Blog: SAP Big Data Warehouse on Pure Data Platform

Digital companies have imperial views of how their business is run. They realize data is no longer for back-end offices. It is how customers experience today’s products and services. Initiatives around data and analytics are fast becoming a priority in the boardroom and as necessary means to achieve desired outcomes. Data from traditional sources such as transactional systems combined with data from emerging technologies such as Machine Learning provide us both the capability to quickly and appropriately respond to today’s fast-pace business environments.


In the previous blog post, I described the concept of “Big Data Warehouse” where HANA and Hadoop live together in harmony on the same platform and open new possibilities to enterprises. This is important because traditional databases and architectures are not aimed to flexibly master today’s flood of data and data-sources.  Nowadays, systems must store, process and analyze very large volumes ranging from hundreds to thousands of petabytes. With Hadoop, the advantage of the distributed file system extends to processing large amounts of data. It can scale-up, almost limitlessly and cost effectively to asses unstructured and semi-structured data.  This, combined with the most up-to-date business data from HANA, all stored on Pure Storage’s data platform, become well-matched to create a versatile system that can serve all types of data needs. HANA delivers the high-performance database, and Hadoop delivers the mass-data ecosystem. Together, they provides a full range of data needs while keeping costs low. The potential is limitless.


Let’s examine how Pure Storage can simplify the architecture and offer a much more affordable and easy-to-build Big Data warehouse. To process large quantities of data, modern databases use high-caliber hardware components and employ in-memory processing such as HANA. HANA is an extremely high-performance technology, but it is also not cheap. For the digital transformation, a certain flexibility is needed. Here, the flexibility needed is to store large quantities of data over the short-term without overstepping budget limits and thus raising the pressure on performance. Pure’s a data platform was created for precisely this purpose. In this concept, I will refer to hosting BW/4HANA In-Memory platform along with Hadoop, SAP Vora and SAP Data Hub, the newly announced Big Data orchestration tool, all on the same data platform.

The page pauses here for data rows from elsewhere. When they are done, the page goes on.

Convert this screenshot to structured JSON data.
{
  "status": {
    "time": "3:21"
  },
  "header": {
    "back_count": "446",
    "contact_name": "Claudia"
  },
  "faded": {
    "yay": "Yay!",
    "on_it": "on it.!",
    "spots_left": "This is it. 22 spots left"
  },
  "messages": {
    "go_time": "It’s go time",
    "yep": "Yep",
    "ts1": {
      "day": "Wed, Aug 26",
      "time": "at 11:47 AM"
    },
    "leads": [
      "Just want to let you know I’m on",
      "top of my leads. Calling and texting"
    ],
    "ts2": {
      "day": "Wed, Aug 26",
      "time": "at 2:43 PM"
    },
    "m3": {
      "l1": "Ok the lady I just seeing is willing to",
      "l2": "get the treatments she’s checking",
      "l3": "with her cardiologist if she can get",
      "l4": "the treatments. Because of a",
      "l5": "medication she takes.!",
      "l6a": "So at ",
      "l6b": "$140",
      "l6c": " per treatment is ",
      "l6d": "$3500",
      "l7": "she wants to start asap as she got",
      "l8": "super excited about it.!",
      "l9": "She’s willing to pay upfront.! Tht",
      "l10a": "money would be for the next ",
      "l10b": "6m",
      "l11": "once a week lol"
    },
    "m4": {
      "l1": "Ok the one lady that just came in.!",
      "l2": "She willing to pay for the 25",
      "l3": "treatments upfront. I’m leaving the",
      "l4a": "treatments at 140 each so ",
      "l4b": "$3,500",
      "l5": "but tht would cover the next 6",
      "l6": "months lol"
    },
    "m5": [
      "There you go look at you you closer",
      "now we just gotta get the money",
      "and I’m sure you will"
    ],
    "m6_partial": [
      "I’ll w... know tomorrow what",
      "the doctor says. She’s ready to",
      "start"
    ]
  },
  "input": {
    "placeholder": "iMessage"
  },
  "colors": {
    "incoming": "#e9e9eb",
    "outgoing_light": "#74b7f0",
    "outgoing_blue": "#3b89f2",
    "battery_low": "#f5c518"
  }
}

Big Data Warehouses have been around for a while. Netflix, a notoriously data-driven company, utilizes Big Data warehouse. UC Berkeley, the number one ranked public university in the United States is another. MAN AHL, one of the world’s largest hedge funds is also leading the way in terms of leveraging Big Data.  Big Data storage and processing environments can not only complement traditional business warehouse systems but also save customers cost and give them a market advantage in very competitive markets. With Pure’s FlashBlade, you can:


  1. Easily process semi-structured and unstructured data, such as photos, videos or text. at incredibly high speeds.
  2. The platform offers extremely high-performance data processing storage for fine data.
  3. In addition to this concept, the same platform can be utilized in many, many traditional and new data technologies. The more you use Pure, the higher your savings.

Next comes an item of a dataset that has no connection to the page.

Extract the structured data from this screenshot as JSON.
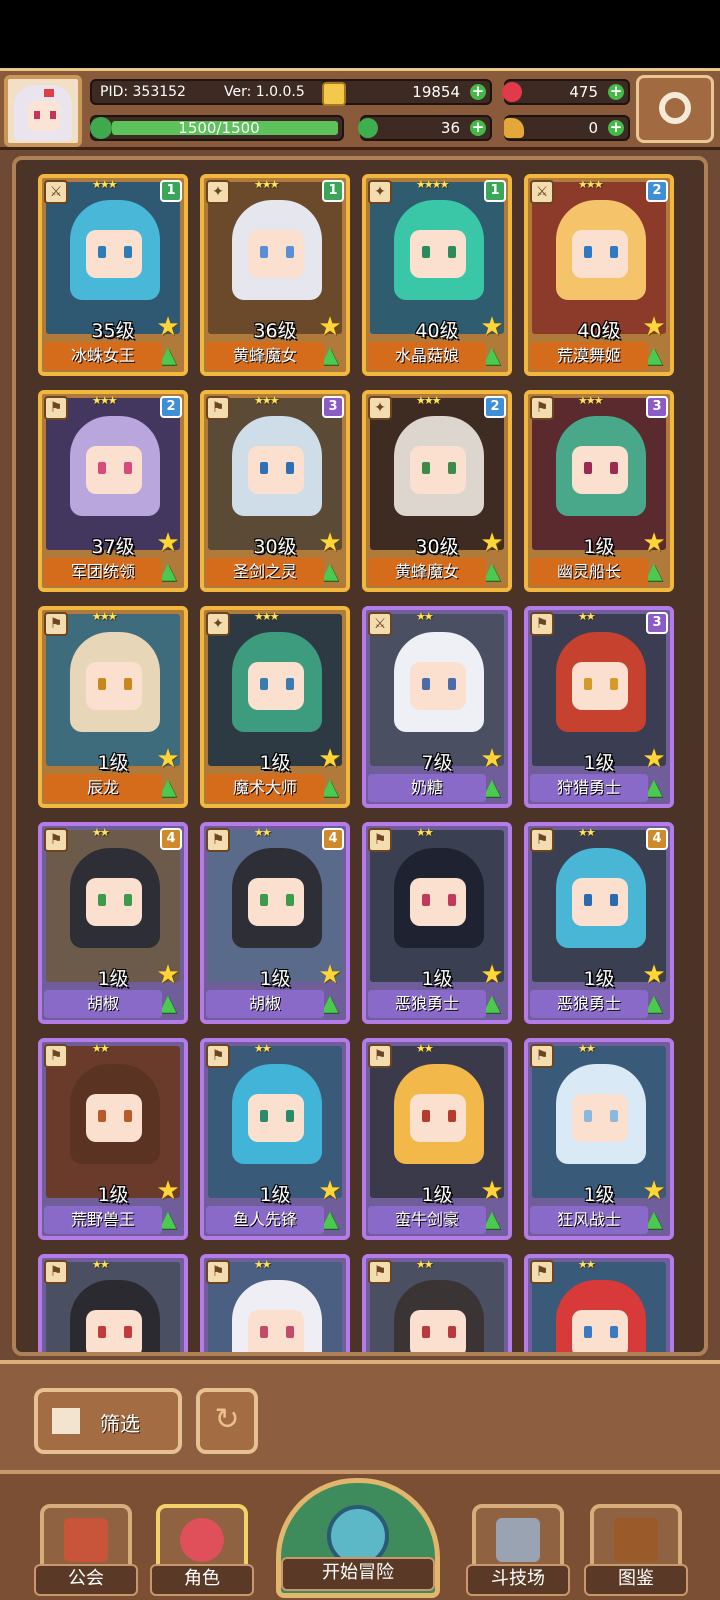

A standard Big Data Warehouse setup usually has the following storage layers:


  • An Ingestion Layer: to collect data from many sources, e.g. IoT devices in the edge.
  • A Processing Layer:for distributed processing of large and/or many files,
  • An Analytics Layer: This is where BW/4HANA comes in this concept, providing structured data to end users.




With Pure, you will be able to simplify and consolidate the architecture by utilizing it for all three tiers storage layer.  This tight integration between BW/4HANA, Big Data, SAP Vora and SAP Data Hub means workflows work more in harmony. Data movement between these different systems is optimized and aligned for performance, making Data Hub’s pipelines part of your Business Warehouse strategy and virtually part of your process chain. Last but not least, you have so much more freedom utilizing data-tiering in FlashBlade and leverage it for archiving and colder data temperature. This concept can translate to incredible cost savings, architecture consolidation, time and effort. This puts you in control of your data and enables you to leverage it in the most profitable way.



“Any powerful idea is absolutely fascinating and absolutely useless until we choose to use it.” – Richard Back, One.


The ability to share data between technologies is going to make a big difference for companies going forward and the need for a data platform such as Pure’s will become a necessity. Technology changes human behavior and how we collect information. Companies must follow the data and leverage it to keep up with their customers’ and shareholders’ demands. As the famous writer and pilot wrote Richard Back wrote, “Any powerful idea is absolutely fascinating and absolutely useless until we choose to use it”. Data and analytics will help companies understand where they need to put their dollars to find growth opportunities. High-performance and diverse types of data is a huge accelerator to that.